VIVA – Operator telekomunikasi PT Telekomunikasi Selular (Telkomsel) mengaku bahwa data pribadi para pelanggannya aman dari pembobolan. Hal ini merujuk kepada kasus pembobolan data pribadi milik pegiat media sosial Denny Siregar.

"Kami ingin memastikan dan menjamin keamanannya bahwa Telkomsel melindungi data pribadi pelanggan yang tersimpan," kata Direktur Utama Telkomsel, Setyanto Hantoro, Jakarta, Selasa, 14 Juli 2020.

Ia juga memastikan Telkomsel selalu menjalankan protokol kesehatan, tapi bukan untuk COVID-19, melainkan melindungi data pribadi pelanggan, baik secara teknis maupun standard operational procedure (SOP).

"Ini proses yang akan selalu kita sempurnakan. Ini bukan proses yang berhenti begitu saja. Bukan proses yang kita lakukan hanya karena ada kejadian," paparnya.

Setyanto memastikan jika ada kejadian di Telkomsel pasti akan memicu perbaikan dari segi protokol. Namun, dirinya enggan menyampaikan detail pengembangan protokol ksehatan tersebut.

Saat ini kejadian pembobolan data pribadi Denny Siregar sudah masuk ke ranah hukum. Tersangka sudah dibekuk oleh pihak kepolisian.

Atas tindakan ini, Setyanto juga mengatakan pihaknya bekerja sama dengan kepolisian dan mengucapkan apresiasinya atau kerja sama tersebut. Ia menambahkan menyerahkan proses yang berjalan pada hukum yang berlaku.

Sebelumnya, kebocoran data pribadi miliK pegiat media sosial Denny Siregar yang mencuat ke publik beberapa hari lalu, menunjukkan bahwa anggapan publik selama ini, security sistem informasi dan data telekomunikasi akan sulit dibobol ternyata salah.

Bahkan jauh dari ekspektasi publik. Ketua Umum Federasi Serikat Pekerja BUMN, Arief Poyuono, ikut mengomentari kasus tersebut. Ia menilai sangat terbuka kemungkinan data pribadi yang dibobol tak hanya milik Denny Siregar.

"Bisa jadi, percakapan menteri sampai presiden juga disadap," ujarnya. Karena itu, Arief menduga dalam kasus Denny Siregar tak hanya FPH yang akan diproses hukum.

Kemungkinan akan muncul tersangka lain. Menurutnya, manajemen Telkomsel harus melakukan screening kepada pegawai yang punya akses dan bertanggung jawab atas semua data pribadi pelanggannya. Hal ini penting, untuk memastikan karyawan tersebut tidak tercemar moral buruk.

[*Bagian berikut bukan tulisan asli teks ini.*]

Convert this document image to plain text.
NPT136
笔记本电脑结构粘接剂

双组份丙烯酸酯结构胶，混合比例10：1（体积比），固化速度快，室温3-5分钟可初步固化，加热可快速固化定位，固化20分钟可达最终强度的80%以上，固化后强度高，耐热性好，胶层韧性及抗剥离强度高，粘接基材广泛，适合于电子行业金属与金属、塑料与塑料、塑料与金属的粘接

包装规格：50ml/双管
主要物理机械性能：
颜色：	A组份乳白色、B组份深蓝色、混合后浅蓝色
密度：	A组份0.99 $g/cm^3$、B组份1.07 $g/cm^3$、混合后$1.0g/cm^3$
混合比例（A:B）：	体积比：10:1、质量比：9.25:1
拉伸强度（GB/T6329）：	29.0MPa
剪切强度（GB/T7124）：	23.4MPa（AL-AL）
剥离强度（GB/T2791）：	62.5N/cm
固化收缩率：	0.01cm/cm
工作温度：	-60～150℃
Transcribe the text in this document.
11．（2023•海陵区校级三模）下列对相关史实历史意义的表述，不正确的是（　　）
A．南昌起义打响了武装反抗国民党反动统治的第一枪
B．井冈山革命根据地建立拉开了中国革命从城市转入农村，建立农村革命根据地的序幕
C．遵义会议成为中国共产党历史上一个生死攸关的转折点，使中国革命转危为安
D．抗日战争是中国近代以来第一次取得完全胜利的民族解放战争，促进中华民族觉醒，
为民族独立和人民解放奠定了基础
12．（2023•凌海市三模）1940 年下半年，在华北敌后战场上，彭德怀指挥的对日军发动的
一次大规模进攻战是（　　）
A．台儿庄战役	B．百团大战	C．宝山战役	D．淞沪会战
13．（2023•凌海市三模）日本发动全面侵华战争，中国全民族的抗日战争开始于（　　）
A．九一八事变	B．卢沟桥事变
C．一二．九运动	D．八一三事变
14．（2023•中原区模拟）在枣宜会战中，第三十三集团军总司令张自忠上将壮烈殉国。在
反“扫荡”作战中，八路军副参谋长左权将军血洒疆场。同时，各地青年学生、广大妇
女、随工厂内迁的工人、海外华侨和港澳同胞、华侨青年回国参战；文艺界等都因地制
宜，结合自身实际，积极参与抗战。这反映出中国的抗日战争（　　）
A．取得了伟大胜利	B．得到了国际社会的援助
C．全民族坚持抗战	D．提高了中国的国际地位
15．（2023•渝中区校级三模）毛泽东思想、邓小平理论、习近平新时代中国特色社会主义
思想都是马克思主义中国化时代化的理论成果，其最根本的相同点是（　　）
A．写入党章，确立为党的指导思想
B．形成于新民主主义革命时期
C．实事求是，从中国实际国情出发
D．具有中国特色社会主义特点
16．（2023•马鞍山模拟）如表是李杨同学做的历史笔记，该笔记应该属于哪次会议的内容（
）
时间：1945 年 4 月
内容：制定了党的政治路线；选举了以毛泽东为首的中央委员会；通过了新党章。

Selain itu, juga demi menjaga kerahasiaan pelanggan operator telekomunikasi pelat merah tersebut. "Saya kira ini juga menjadi pelajaran penting bagi Menteri BUMN yang harus melakukan screening yang dilakukan Badan Intelijen Negara (BIN) terhadap para direksi BUMN yang ditempatkan," katanya.